Extensive research to date has not shown a direct link between laser hair removal and an increased risk of developing cancer. The lasers are designed to pass through the skin and selectively target the melanin in the hair follicles, leaving the surrounding tissues unharmed.

It’s the heat from the laser that damages the follicle, inhibiting hair growth, but this localized effect is not known to induce any sort of cellular changes that could lead to cancer.

Safety and Side Effects

While the Food and Drug Administration (FDA) has approved laser hair removal devices as safe for use when operated by a qualified and trained professional, the procedure can still carry some risks and side effects.

These can include:

  • Skin irritation
  • Redness
  • Swelling
  • Temporary changes in skin pigmentation
  • Rarely, blistering and scarring

Precautions and Protective Measures

To ensure safety during the procedure, protective eyewear is worn to shield the eyes from the intense laser. Operators of the laser devices undergo training to provide safe and effective treatments while minimizing side effects.

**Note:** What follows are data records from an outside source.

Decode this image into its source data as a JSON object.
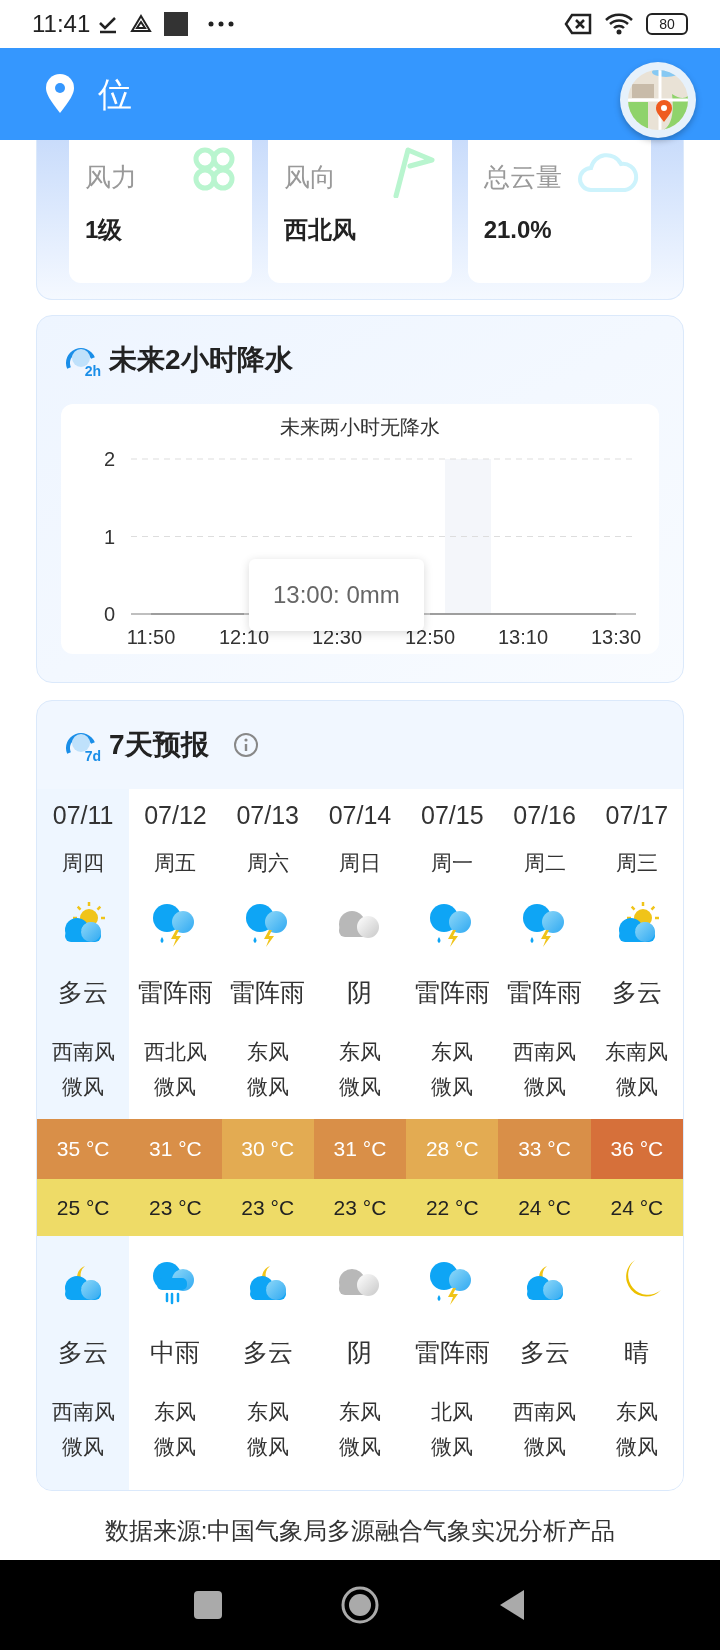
{
  "status_bar": {
    "time": "11:41",
    "battery": "80"
  },
  "header": {
    "location": "位"
  },
  "tiles": [
    {
      "label": "风力",
      "value": "1级",
      "kind": "fan"
    },
    {
      "label": "风向",
      "value": "西北风",
      "kind": "flag"
    },
    {
      "label": "总云量",
      "value": "21.0%",
      "kind": "cloud"
    }
  ],
  "precipitation": {
    "title": "未来2小时降水",
    "badge": "2h",
    "tooltip": "13:00: 0mm",
    "chart_data": {
      "type": "line",
      "title": "未来两小时无降水",
      "categories": [
        "11:50",
        "12:10",
        "12:30",
        "12:50",
        "13:10",
        "13:30"
      ],
      "series": [
        {
          "color": "#9e9e9e",
          "values": [
            0,
            0,
            null,
            0,
            0,
            0
          ]
        }
      ],
      "yticks": [
        0,
        1,
        2
      ],
      "ylim": [
        0,
        2
      ]
    }
  },
  "forecast": {
    "title": "7天预报",
    "badge": "7d",
    "days": [
      {
        "selected": true,
        "date": "07/11",
        "weekday": "周四",
        "day": {
          "kind": "partly_cloudy_day",
          "weather": "多云",
          "wind": "西南风",
          "level": "微风"
        },
        "high": {
          "text": "35 °C",
          "color": "#d98f48"
        },
        "low": "25 °C",
        "night": {
          "kind": "partly_cloudy_night",
          "weather": "多云",
          "wind": "西南风",
          "level": "微风"
        }
      },
      {
        "selected": false,
        "date": "07/12",
        "weekday": "周五",
        "day": {
          "kind": "thunder_shower",
          "weather": "雷阵雨",
          "wind": "西北风",
          "level": "微风"
        },
        "high": {
          "text": "31 °C",
          "color": "#d98f48"
        },
        "low": "23 °C",
        "night": {
          "kind": "rain",
          "weather": "中雨",
          "wind": "东风",
          "level": "微风"
        }
      },
      {
        "selected": false,
        "date": "07/13",
        "weekday": "周六",
        "day": {
          "kind": "thunder_shower",
          "weather": "雷阵雨",
          "wind": "东风",
          "level": "微风"
        },
        "high": {
          "text": "30 °C",
          "color": "#e3ab52"
        },
        "low": "23 °C",
        "night": {
          "kind": "partly_cloudy_night",
          "weather": "多云",
          "wind": "东风",
          "level": "微风"
        }
      },
      {
        "selected": false,
        "date": "07/14",
        "weekday": "周日",
        "day": {
          "kind": "overcast",
          "weather": "阴",
          "wind": "东风",
          "level": "微风"
        },
        "high": {
          "text": "31 °C",
          "color": "#d98f48"
        },
        "low": "23 °C",
        "night": {
          "kind": "overcast",
          "weather": "阴",
          "wind": "东风",
          "level": "微风"
        }
      },
      {
        "selected": false,
        "date": "07/15",
        "weekday": "周一",
        "day": {
          "kind": "thunder_shower",
          "weather": "雷阵雨",
          "wind": "东风",
          "level": "微风"
        },
        "high": {
          "text": "28 °C",
          "color": "#e3ab52"
        },
        "low": "22 °C",
        "night": {
          "kind": "thunder_shower",
          "weather": "雷阵雨",
          "wind": "北风",
          "level": "微风"
        }
      },
      {
        "selected": false,
        "date": "07/16",
        "weekday": "周二",
        "day": {
          "kind": "thunder_shower",
          "weather": "雷阵雨",
          "wind": "西南风",
          "level": "微风"
        },
        "high": {
          "text": "33 °C",
          "color": "#d98f48"
        },
        "low": "24 °C",
        "night": {
          "kind": "partly_cloudy_night",
          "weather": "多云",
          "wind": "西南风",
          "level": "微风"
        }
      },
      {
        "selected": false,
        "date": "07/17",
        "weekday": "周三",
        "day": {
          "kind": "partly_cloudy_day",
          "weather": "多云",
          "wind": "东南风",
          "level": "微风"
        },
        "high": {
          "text": "36 °C",
          "color": "#d6703a"
        },
        "low": "24 °C",
        "night": {
          "kind": "clear_night",
          "weather": "晴",
          "wind": "东风",
          "level": "微风"
        }
      }
    ]
  },
  "source": "数据来源:中国气象局多源融合气象实况分析产品"
}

Cosmetic Laser Regulations

In the United States, cosmetic lasers are regulated by the FDA, and manufacturers must demonstrate the safety and efficacy of their devices before they can be marketed for hair removal. These devices are then classified and must comply with performance standards.

Other Considerations

It’s important to note that while the laser treatment itself doesn’t cause cancer, there’s a theoretical risk associated with certain types of pigmented lesions.

If a cancerous lesion is mistakenly treated as a benign pigmented spot, the heat from the laser might mask the growth of cancer cells. Therefore, it’s crucial for a thorough skin examination to be performed by a qualified professional before undergoing laser treatments.


Based on the current evidence, laser hair removal does not cause cancer. It uses non-ionizing radiation, which does not have the capability to damage DNA.

The FDA-regulated procedure is widely considered safe when performed by a trained professional, although like any medical treatment, it can carry certain risks and side effects.

On the other hand, if you have concerns about the safety of laser hair removal or your risk of cancer, consult with a healthcare provider or a dermatologist to make an informed decision.